Valorisée, la biomasse le long de nos autoroutes représente un marché de taille actuellement partagé entre une dizaine d’opérateurs du secteur bois-énergie. «Avant il y a avait plus d’opérateurs mais ça devenait difficile à gérer au niveau administratif, confie Philippe Colette, responsable du service environnement au Service public de Wallonie. On a été obligé de rationaliser et de réduire leur nombre.» Des concessions attribuées par adjudication publique où les gros opérateurs capables de remettre l’offre de prix la plus concurrentielle raflent la mise.
«Une fois coupé, le bois devient la propriété de l’entrepreneur», poursuit le responsable du SPW. Si le bois est utilisé pour fabriquer des pellets, des plaquettes ou des panneaux, l’entreprise est libre de le valoriser où et comme elle l’entend. Et parfois au-delà de nos frontières. Rien n’est précisé actuellement sur les dimensions «écologique» et «locale» de ces marchés publics.
Mais les choses bougent puisque le récent appel à intérêt de la Sofico précise que «la faveur sera donnée à une production et une consommation locales de l’énergie produite». De plus, contrairement au précédent appel lancé en 2012, la Sofico n’exclut plus désormais que «la réalisation du projet d’ensemble soit prise en charge par plusieurs opérateurs distincts qui se partageraient la surface totale en plusieurs projets distincts s’il s’agissait de réaliser le projet global de manière plus pertinente». En clair, là où le précédent appel avantageait de facto les gros opérateurs seuls capables d’assurer une exploitation multidimensionnelle (le fauchage, la taille sur les abords mais aussi en berme centrale…) du réseau, désormais, la voie est ouverte aux petits opérateurs.

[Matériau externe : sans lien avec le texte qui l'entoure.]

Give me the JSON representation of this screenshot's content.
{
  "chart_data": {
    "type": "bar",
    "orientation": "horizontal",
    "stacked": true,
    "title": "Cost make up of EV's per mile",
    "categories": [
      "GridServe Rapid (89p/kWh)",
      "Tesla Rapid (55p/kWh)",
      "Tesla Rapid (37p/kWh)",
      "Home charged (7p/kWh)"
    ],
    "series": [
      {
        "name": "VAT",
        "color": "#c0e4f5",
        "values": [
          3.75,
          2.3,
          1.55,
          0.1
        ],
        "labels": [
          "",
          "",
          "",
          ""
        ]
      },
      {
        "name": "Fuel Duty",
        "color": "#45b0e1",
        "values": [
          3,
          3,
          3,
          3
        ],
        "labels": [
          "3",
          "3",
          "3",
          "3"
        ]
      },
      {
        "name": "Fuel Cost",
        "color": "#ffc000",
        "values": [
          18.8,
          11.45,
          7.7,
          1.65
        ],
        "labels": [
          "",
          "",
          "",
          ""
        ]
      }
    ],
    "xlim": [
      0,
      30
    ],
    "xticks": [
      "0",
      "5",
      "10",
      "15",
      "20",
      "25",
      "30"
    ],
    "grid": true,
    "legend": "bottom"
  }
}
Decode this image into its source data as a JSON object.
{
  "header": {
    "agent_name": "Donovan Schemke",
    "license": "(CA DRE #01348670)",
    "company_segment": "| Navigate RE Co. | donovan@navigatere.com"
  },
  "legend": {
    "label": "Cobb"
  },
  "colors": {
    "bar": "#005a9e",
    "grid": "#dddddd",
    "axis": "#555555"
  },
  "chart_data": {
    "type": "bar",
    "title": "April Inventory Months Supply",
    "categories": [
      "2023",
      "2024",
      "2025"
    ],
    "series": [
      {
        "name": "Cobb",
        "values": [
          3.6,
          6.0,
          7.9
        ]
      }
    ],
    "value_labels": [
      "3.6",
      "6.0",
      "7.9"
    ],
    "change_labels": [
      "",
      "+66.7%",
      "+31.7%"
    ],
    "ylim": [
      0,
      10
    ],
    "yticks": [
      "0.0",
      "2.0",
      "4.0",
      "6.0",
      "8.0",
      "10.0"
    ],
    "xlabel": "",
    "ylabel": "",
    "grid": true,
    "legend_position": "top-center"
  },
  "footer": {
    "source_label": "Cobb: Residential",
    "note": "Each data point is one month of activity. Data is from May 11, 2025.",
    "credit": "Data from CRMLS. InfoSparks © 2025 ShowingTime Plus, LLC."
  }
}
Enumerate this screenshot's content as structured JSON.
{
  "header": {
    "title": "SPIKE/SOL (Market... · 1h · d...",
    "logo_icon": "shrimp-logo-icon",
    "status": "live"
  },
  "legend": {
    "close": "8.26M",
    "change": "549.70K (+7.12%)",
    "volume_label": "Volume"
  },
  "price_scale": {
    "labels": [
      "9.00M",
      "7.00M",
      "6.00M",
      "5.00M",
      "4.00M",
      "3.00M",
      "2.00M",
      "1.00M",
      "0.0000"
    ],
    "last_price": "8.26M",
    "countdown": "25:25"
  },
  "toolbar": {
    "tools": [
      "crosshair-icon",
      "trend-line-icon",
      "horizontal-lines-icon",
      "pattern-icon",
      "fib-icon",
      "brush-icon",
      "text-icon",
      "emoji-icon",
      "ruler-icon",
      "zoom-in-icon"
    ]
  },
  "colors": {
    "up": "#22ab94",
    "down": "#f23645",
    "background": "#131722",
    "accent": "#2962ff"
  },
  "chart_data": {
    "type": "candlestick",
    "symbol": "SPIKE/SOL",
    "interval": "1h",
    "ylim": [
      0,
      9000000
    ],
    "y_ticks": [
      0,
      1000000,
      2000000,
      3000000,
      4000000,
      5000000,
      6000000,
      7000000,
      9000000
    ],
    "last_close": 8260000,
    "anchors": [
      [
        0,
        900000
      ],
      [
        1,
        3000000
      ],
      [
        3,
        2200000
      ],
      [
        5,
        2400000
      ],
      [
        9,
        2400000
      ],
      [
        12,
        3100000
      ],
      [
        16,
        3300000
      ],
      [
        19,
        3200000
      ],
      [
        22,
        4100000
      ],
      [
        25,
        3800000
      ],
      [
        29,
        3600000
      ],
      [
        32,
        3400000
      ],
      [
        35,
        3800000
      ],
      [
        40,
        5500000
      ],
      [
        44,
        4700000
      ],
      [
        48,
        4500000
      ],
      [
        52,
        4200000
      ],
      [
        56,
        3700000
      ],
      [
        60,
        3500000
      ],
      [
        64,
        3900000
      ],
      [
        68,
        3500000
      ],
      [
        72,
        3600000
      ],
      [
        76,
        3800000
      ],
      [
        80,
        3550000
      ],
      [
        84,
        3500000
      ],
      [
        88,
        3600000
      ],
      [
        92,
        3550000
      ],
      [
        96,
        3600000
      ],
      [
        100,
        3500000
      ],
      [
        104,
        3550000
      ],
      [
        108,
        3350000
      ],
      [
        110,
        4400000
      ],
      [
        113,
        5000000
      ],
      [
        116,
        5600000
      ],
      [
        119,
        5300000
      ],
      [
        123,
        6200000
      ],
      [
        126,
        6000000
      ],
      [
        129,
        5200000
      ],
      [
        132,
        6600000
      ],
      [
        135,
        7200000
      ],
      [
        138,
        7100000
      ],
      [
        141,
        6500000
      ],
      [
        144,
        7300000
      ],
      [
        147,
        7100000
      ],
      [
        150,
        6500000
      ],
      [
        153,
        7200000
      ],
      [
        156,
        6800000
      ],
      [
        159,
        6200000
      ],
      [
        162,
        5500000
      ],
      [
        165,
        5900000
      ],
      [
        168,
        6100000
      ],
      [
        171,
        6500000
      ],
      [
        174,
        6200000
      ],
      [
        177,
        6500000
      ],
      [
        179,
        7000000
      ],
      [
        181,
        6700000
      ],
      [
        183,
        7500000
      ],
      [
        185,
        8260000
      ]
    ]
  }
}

L’administrateur délégué de la Sofico, Jacques Dehalu, le confirme. L’appel à intérêt qui se clôture le 31 octobre 2016 «vise tous les acteurs, les grands comme les petits». Sur la base des différentes marques d’intérêt, la société s’est engagée à établir un cahier des charges global pour mars 2017 et a lancé ensuite un véritable «appel à projets» dont les résultats sont attendus au plus tôt pour fin 2017. Les premiers projets pilotes devraient démarrer début 2018. Du côté de Malempré, on prend son mal en patience. Et on touche du bois.